First you have to get there, that starting point upstream on the creek.

That’s what the picture at the top shows. Sure, there are other ways in, but after years of getting to the starting point, this is the easiest way in. The path is there, right down the middle. See it? If you ever see me put up photo’s like this, I always try to make it easier on people by putting the path dead center.

See that little spot of sunlight back there? Head for it. After that, you’re on your own.

Once in the creek it seems like nothing has ever changed, probably for hundreds of years. Quiet, sound of water over well worn rock, trees that look like they’ve been standing there forever and you wander down without a thought or care in the world.
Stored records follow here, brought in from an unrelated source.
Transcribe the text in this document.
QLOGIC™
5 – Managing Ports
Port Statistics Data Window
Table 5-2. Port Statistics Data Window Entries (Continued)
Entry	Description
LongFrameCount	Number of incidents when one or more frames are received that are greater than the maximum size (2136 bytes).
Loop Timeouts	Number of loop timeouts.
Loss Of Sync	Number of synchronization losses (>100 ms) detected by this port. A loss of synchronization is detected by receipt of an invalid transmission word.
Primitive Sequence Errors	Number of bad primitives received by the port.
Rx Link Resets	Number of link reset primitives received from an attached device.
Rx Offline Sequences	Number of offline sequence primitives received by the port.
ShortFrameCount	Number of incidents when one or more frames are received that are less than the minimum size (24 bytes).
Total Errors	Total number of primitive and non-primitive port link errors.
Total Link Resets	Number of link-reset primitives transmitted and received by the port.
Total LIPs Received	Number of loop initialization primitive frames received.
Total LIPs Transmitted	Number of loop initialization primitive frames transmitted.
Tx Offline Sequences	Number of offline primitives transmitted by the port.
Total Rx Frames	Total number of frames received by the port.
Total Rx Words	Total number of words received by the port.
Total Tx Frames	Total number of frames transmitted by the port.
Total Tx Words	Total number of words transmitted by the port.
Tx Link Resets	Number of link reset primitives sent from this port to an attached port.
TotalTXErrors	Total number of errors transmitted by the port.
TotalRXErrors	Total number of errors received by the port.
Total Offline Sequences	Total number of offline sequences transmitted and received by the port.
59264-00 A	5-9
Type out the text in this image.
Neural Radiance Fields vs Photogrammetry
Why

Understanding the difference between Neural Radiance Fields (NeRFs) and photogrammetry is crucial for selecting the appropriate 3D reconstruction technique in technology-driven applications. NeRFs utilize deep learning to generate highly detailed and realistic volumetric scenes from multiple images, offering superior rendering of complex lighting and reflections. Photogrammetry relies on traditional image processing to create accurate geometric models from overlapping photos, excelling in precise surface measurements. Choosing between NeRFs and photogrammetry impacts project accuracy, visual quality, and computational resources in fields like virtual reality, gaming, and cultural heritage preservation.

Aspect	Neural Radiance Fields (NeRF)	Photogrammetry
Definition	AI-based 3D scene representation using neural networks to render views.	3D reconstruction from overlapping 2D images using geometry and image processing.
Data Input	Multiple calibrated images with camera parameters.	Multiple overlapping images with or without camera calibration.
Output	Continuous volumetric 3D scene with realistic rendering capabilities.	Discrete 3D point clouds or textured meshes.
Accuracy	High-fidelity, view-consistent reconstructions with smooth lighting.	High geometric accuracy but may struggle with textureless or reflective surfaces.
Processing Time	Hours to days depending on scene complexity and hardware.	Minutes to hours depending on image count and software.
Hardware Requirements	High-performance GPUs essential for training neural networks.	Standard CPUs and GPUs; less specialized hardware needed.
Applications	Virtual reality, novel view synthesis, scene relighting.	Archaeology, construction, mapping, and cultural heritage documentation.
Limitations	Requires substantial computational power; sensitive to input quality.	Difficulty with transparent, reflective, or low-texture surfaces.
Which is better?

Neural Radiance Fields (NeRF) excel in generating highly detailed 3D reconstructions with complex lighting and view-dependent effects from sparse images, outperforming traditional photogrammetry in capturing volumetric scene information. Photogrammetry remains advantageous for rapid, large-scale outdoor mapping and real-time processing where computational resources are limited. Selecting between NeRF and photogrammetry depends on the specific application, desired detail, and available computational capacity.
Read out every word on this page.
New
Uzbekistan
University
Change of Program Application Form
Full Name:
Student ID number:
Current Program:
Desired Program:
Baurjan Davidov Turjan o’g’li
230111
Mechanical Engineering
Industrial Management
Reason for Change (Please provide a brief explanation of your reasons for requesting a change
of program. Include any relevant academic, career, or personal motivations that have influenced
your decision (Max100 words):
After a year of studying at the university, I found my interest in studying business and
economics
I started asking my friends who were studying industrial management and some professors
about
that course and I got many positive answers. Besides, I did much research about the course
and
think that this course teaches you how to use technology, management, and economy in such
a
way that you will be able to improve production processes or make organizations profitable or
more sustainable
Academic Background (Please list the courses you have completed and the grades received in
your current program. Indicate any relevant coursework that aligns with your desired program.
Till you get to the spot where Mother Nature decided to rearrange the furniture over the last few months.


I’m at the point when I’m confronted with this need to rearrange things, the only thing running through my head is… I’m getting too old for this shit.

Stuff to climb over, all of it dumped in the best spot on the opposite side of the creek. If you look, no point climbing up there to shore fish. Not much of a shore to fish from.

This used to be such an easy wade.


After a couple of hours or so, you’re at the end of your trip. You’ve gone nearly three quarters of a mile down the creek and now it’s time to leave.

Good luck with that.


The path, it’s right there.

Right down the middle.

I’m assuming this explains why I never see anyone where I go on the creeks. I rarely see another set of footprints. It should also explain why I never wet wade. First you have to get there and when you get back, do you really want to be bleeding profusely and be covered in a poison ivy rash?

I didn’t think so.

After all these years I think of these creek adventures as normal. When confronted with a wall of woods when I want to get to a creek, I just look around a little bit and there it is.

The path, it’s right there in front of me.